La habitación veinticinco

Tomó el taxi hacia el Hotel Inglaterra. Era una tarde soleada de sábado. Había terminado el turno en la biblioteca municipal y de repente le había entrado el capricho de aventurarse así. La última vez que la había visto habías sido hacía un mes, en la plaza de Bolívar, también una tarde de sábado. Sentía que ya había esperado lo suficiente, no sabía nade de ella y echaba de menos la experiencia con la muchacha.

El taxi se detuvo en la esquina de la calle quince, pagó el servicio y caminó hacia el hotel. Durante el trayecto, se encontró con las damas que usualmente frecuentaban la calle: La Pecosa, Natalia y Wendy. Su escueto saludo fue secundado por una uniforme mueca de burla de parte de las jóvenes. Prosiguió su camino hasta la entrada, donde el viejo Enrique custodiaba el apropiado desarrollo del negocio. El ruido de los buses, de los estéreos a todo volumen y el pesado aroma del cigarrillo, el smog y el café tostado brindaban un particular telón de fondo no tan malo. Había que estar decepcionado, desengañado, solitario o tener algún inusual propósito para ir a dar a dicho lugar. Y Elías tenía de todo ello un poco.

Número veinticinco, dijo Enrique mirando de reojo. Subió las escaleras y sintió qué tonto era al amarla de esa manera. Que seguramente andaba obsesionado, se diría. Deberían haberle prescrito libros para ese mal. Cualquiera que lo viera sabía que sufría de alguna enfermedad incurable. Qué tal una ficción de Onetti o de Borges. O algo más atrevido, de García Márquez o Allende, o unos aforismos de Cioran. Quiso entonces recordar el perfume dulce de la mujer de la biblioteca, ese perfume dulce que también le traía a la memoria a ella, la del nombre X, del Hotel Inglaterra. Claro, o estaría el aroma disperso por el corredor y se acordó. No se llega al aroma con el puro recuerdo, es al revés. Digo.

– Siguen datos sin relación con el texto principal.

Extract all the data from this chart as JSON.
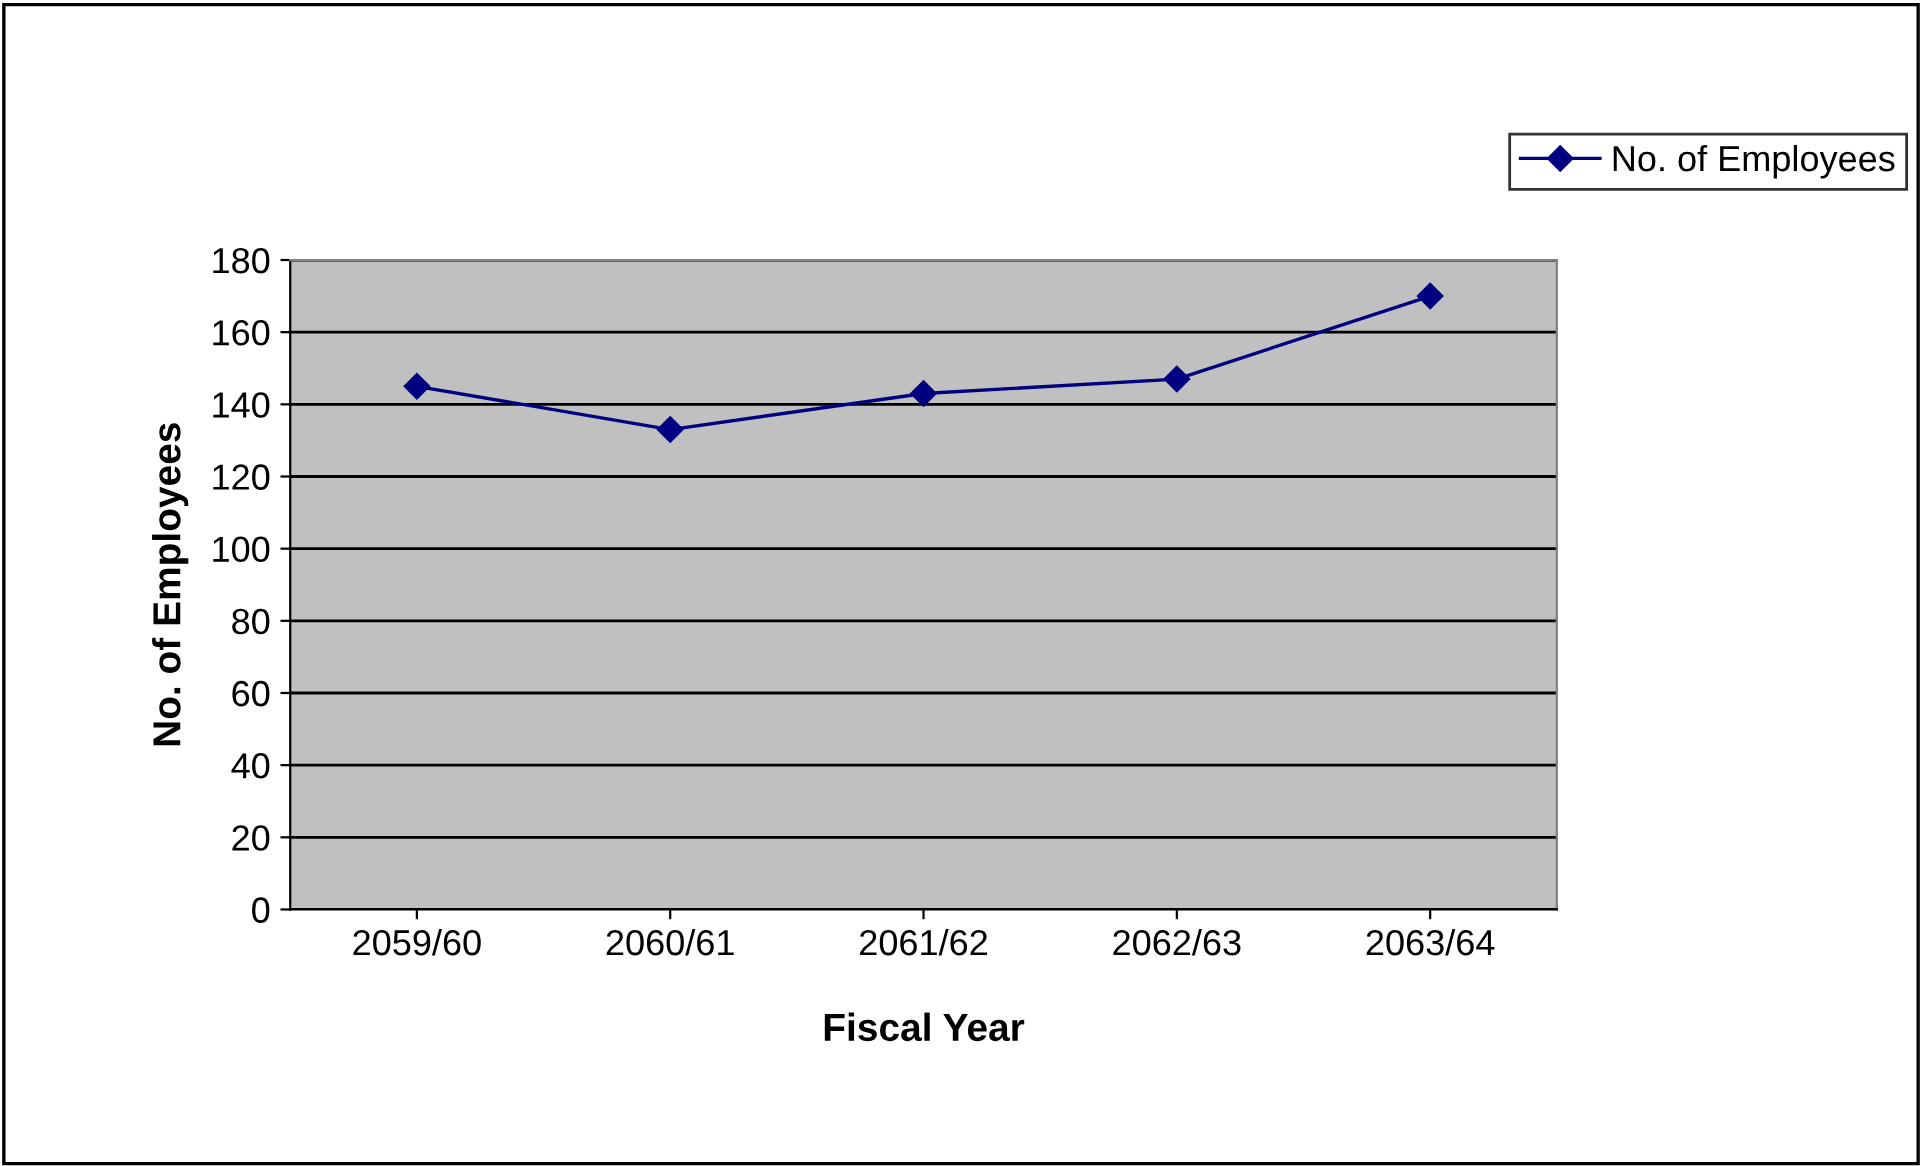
{
  "chart_data": {
    "type": "line",
    "xlabel": "Fiscal Year",
    "ylabel": "No. of Employees",
    "categories": [
      "2059/60",
      "2060/61",
      "2061/62",
      "2062/63",
      "2063/64"
    ],
    "series": [
      {
        "name": "No. of Employees",
        "color": "#000080",
        "values": [
          145,
          133,
          143,
          147,
          170
        ]
      }
    ],
    "ylim": [
      0,
      180
    ],
    "yticks": [
      0,
      20,
      40,
      60,
      80,
      100,
      120,
      140,
      160,
      180
    ],
    "grid": "y",
    "legend": "top right",
    "marker": "diamond",
    "line_style": "solid"
  }
}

¿Estaría la señora de la biblioteca en el hotelucho de mala muerte? ¿O sería la chica X? Ella, pues, que trabaja allí. Que no se engañara. «La maravilla de tus piernas/anuncio de otras maravillas». Señora, niña X, que le llamara señora para perdonarse su error. Cuarto veinticinco y en su mano izquierda el libro de poemas de León de Greiff.

Dos tomos de Jurisprudencia Clásica para  la señora de la biblioteca. Que llenara la ficha y él quería captar su nombre. Su sonrisa, sus cabellos negros, lacios, en cascada; los ojos marrones y el conspicuo pintalabios. En la habitación veintitrés gemía una pareja con cierta exhaustividad y en la veinticuatro, un silencio inusual. No era la hora de infidelidades. La niña X en la veinticinco, cabello rizado, piel morena, identificación falsa, caprichosos ojos y demasiados accesorios. «Señora X, he venido por usted». Le dolía a Elías sentirla con otros. «Quise una vez y para siempre/ -ya la quería desde antaño-/ a ésa mujer en cuyos ojos/ bebí mi júbilo y mi daño». De su aguardiente escondido en la pretina del pantalón bebió dos, tres, cuatro bocanadas de la botella. Mientras el liquido le derretía la garganta, recitaba para sí los versos de De Greiff.

Llegó a la habitación veinticinco y antes de introducir la llave, escuchó los callados quejidos de la niña X, imaginó su perfume siendo gozado por otro, penetrando las fosas nasales para enquistársele al desconocido en su cerebro y luego poder recordar a la dama que le había ofrecido el servicio. Antes de que los dos pudieran jadear al unísono, abrió la puerta con violencia, sacó su revólver y en medio de los gritos -ahora de desesperación- vació toda la munición de ocho tiros en la figura masculina que yacía trepada sobre la niña X. Lo había vaciado a tiempo, antes de que lo desconcentrara de su cometido un feroz ataque de la fémina hacia él, valiéndose de sus dos pesados tomos de Jurisprudencia Clásica.